Show that the set of all finite subsets of $\mathbb{N}$ is countable.
Show that the set of all finite subsets of $\mathbb{N}$ is countable.
I'm not sure how to do this problem. I keep trying to think of an explicit formula for 1-1 correspondence like adding all the elements in each subset and sending that sum to itself in the natural numbers, but that wouldn't be 1-1 because, for example, the set {1,2,3} would send to 6 and so would the set {2,4}. Multiplying all the elements in each subset and sending that product to itself in the natural numbers wouldn't work either since, for example, {2,3} would send to 5 and so would the set {1,5}. Any ideas?
Define three new digits: $$\begin{align} \{ &= 10 \\ \} &= 11\\ , &= 12 \end{align}$$ Any finite subset of $\mathbb{N}$ can be written in terms of $0,1,\cdots,9$ and these three characters, and so any expression of a subset of $\mathbb{N}$ is just an integer written base-$13$. For instance, $$\{1,2\} = 10 \cdot 13^4 + 1 \cdot 13^3 + 12 \cdot 13^2 + 2 \cdot 13^1 + 11 \cdot 13^0 = 289873$$
So for each finite $S \subseteq \mathbb{N}$, take the least $n_S \in \mathbb{N}$ whose base-$13$ expansion gives an expression for $S$. This defines an injection into $\mathbb{N}$.
More generally, any set whose elements can be written as finite strings from some finite (or, in fact, countable) alphabet, is countable.
Consider an enumeration of the (positive) prime numbers by $n\mapsto p_n$. Then if you're given the set $\{n_1,...,n_k\}$, map that to $$p_{n_1}\cdots p_{n_k}.$$ For example, if we've enumerated the primes increasingly ($p_1=2$, $p_2=3$, and so on), then $$\{1,3,4\}\mapsto 70=2\cdot 5\cdot 7=p_1\cdot p_3\cdot p_4,$$ and $$\{1,3\}\mapsto 10=2\cdot 5=p_1\cdot p_3.$$
You'll need the fact that there are countably infinitely many prime numbers, and uniqueness of prime factorization. From there, it shouldn't be hard to prove this is an injection from the set of finite subsets of $\Bbb N$ into $\Bbb N$, so there are at most countably many such subsets. To show that there are at least (and so exactly) countably many finite subsets of $\Bbb N$, you need only find an injection from $\Bbb N$ into the set of finite subsets of $\Bbb N$, which should be easy.

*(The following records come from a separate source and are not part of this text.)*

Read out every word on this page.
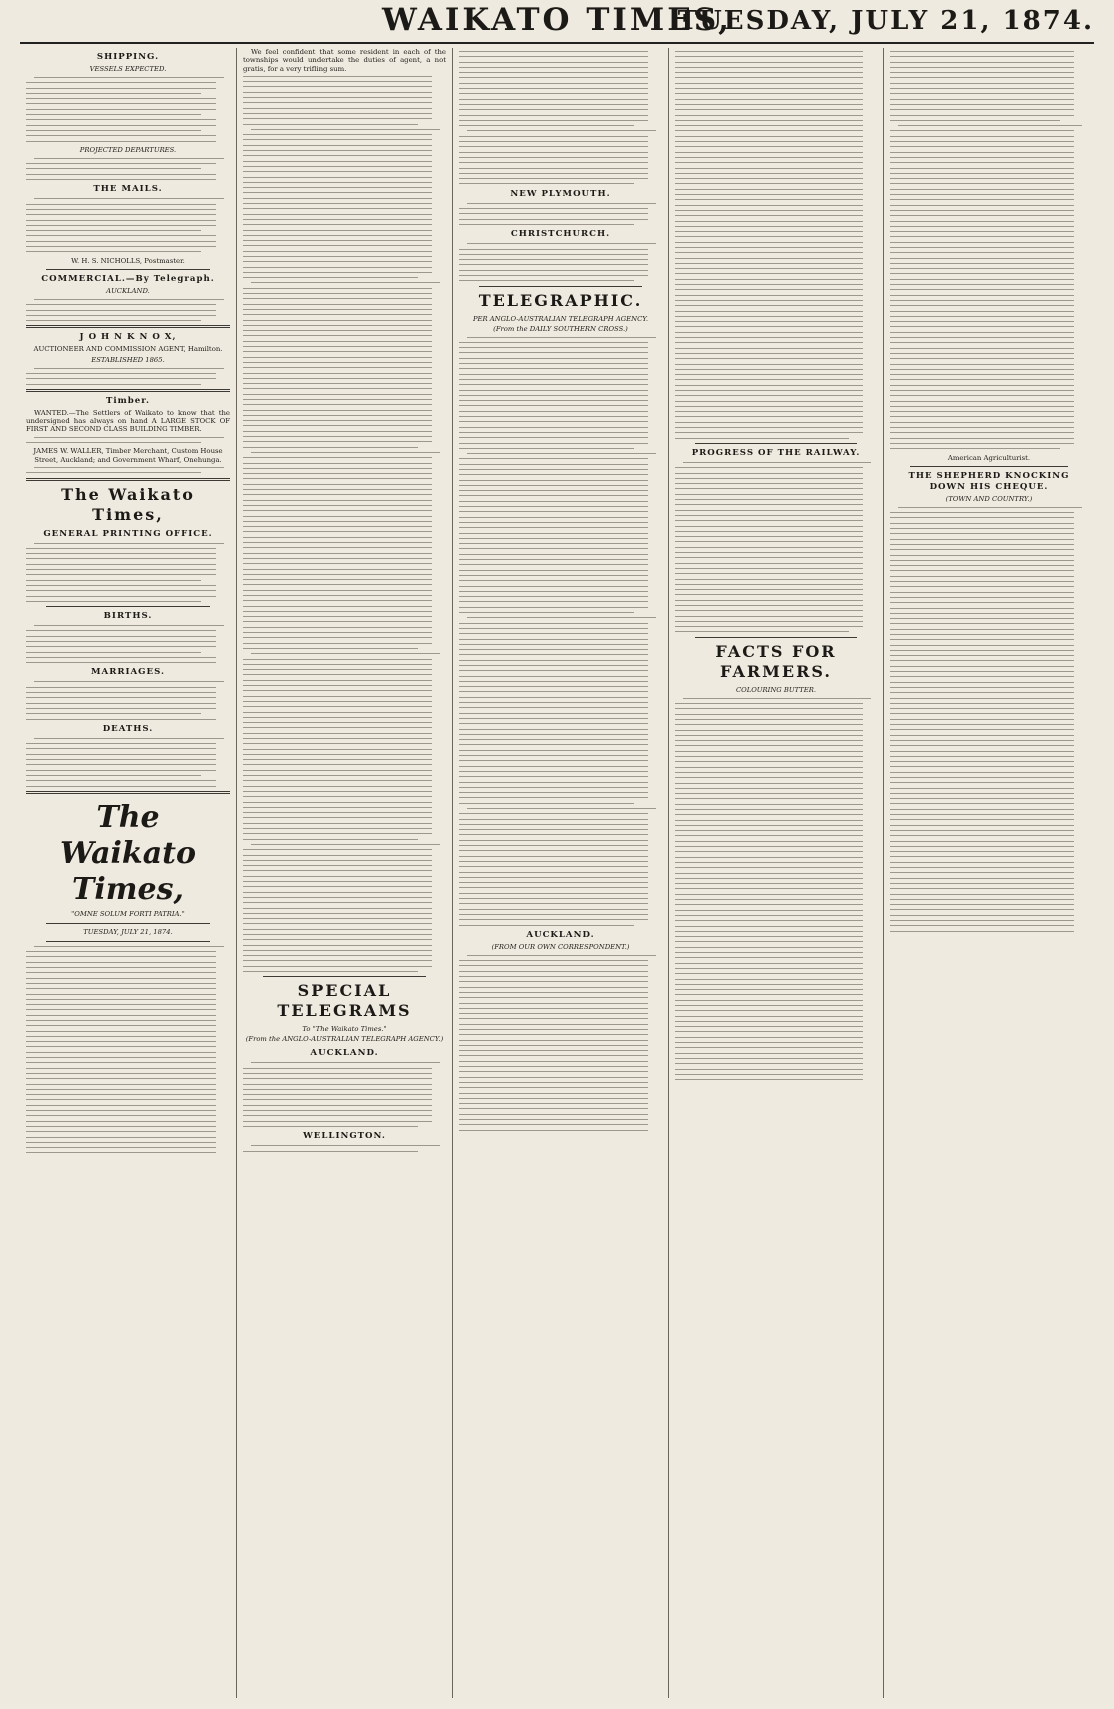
WAIKATO TIMES,
TUESDAY, JULY 21, 1874.
SHIPPING.
VESSELS EXPECTED.
PROJECTED DEPARTURES.
THE MAILS.

W. H. S. NICHOLLS, Postmaster.

COMMERCIAL.—By Telegraph.
AUCKLAND.
J O H N K N O X,

AUCTIONEER AND COMMISSION AGENT, Hamilton.

ESTABLISHED 1865.
Timber.

WANTED.—The Settlers of Waikato to know that the undersigned has always on hand A LARGE STOCK OF FIRST AND SECOND CLASS BUILDING TIMBER.

JAMES W. WALLER, Timber Merchant, Custom House Street, Auckland; and Government Wharf, Onehunga.

The Waikato Times,
GENERAL PRINTING OFFICE.
BIRTHS.
MARRIAGES.
DEATHS.
The Waikato Times,
"OMNE SOLUM FORTI PATRIA."
TUESDAY, JULY 21, 1874.

We feel confident that some resident in each of the townships would undertake the duties of agent, a not gratis, for a very trifling sum.

SPECIAL TELEGRAMS
To "The Waikato Times."
(From the ANGLO-AUSTRALIAN TELEGRAPH AGENCY.)
AUCKLAND.
WELLINGTON.
NEW PLYMOUTH.
CHRISTCHURCH.
TELEGRAPHIC.
PER ANGLO-AUSTRALIAN TELEGRAPH AGENCY.
(From the DAILY SOUTHERN CROSS.)
AUCKLAND.
(FROM OUR OWN CORRESPONDENT.)
PROGRESS OF THE RAILWAY.
FACTS FOR FARMERS.
COLOURING BUTTER.

American Agriculturist.

THE SHEPHERD KNOCKING DOWN HIS CHEQUE.
(TOWN AND COUNTRY.)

Added: The described map "should" send $\emptyset$ to $1,$ the "empty product." Even if this doesn't make sense to you, though, you can define the function for non-empty finite subsets, and from there, use the easy-to-prove fact that the union of a countably infinite set and a singleton--in this case, $\{\emptyset\}$--is countably infinite.
Alternatively, just use base $2$, so send $\{a_1,...,a_n\}$ to $2^{a_1}+\cdots+2^{a_n}$. (Assuming your $\mathbb N$ includes $0$, this is $1-1$ and onto.)
The other answers give some sort of formula, like you were trying to do. But, the simplest way to see that the set of all finite subsets of $\mathbb{N}$ is countable is probably the following.
If you can list out the elements of a set, with one coming first, then the next, and so on, then that shows the set is countable. There is an easy pattern to see here. Just start out with the least elements.
$$\emptyset, \{1\}, \{2\}, \{1, 2\}, \{3\}, \{1, 3\}, \{2, 3\}, \{1, 2, 3\}, \{4\}, \ldots$$
In other words, first comes $\{1\}$, then comes $\{2\}$. Each time you introduce a new integer, $n$, list all the subsets of $[n] = \{1, 2, \ldots, n\}$ that contain $n$ (the ones that don't contain $n$ have already showed up). Therefore, all subsets of $[n]$ show up in the first $2^{n}$ elements of this sequence.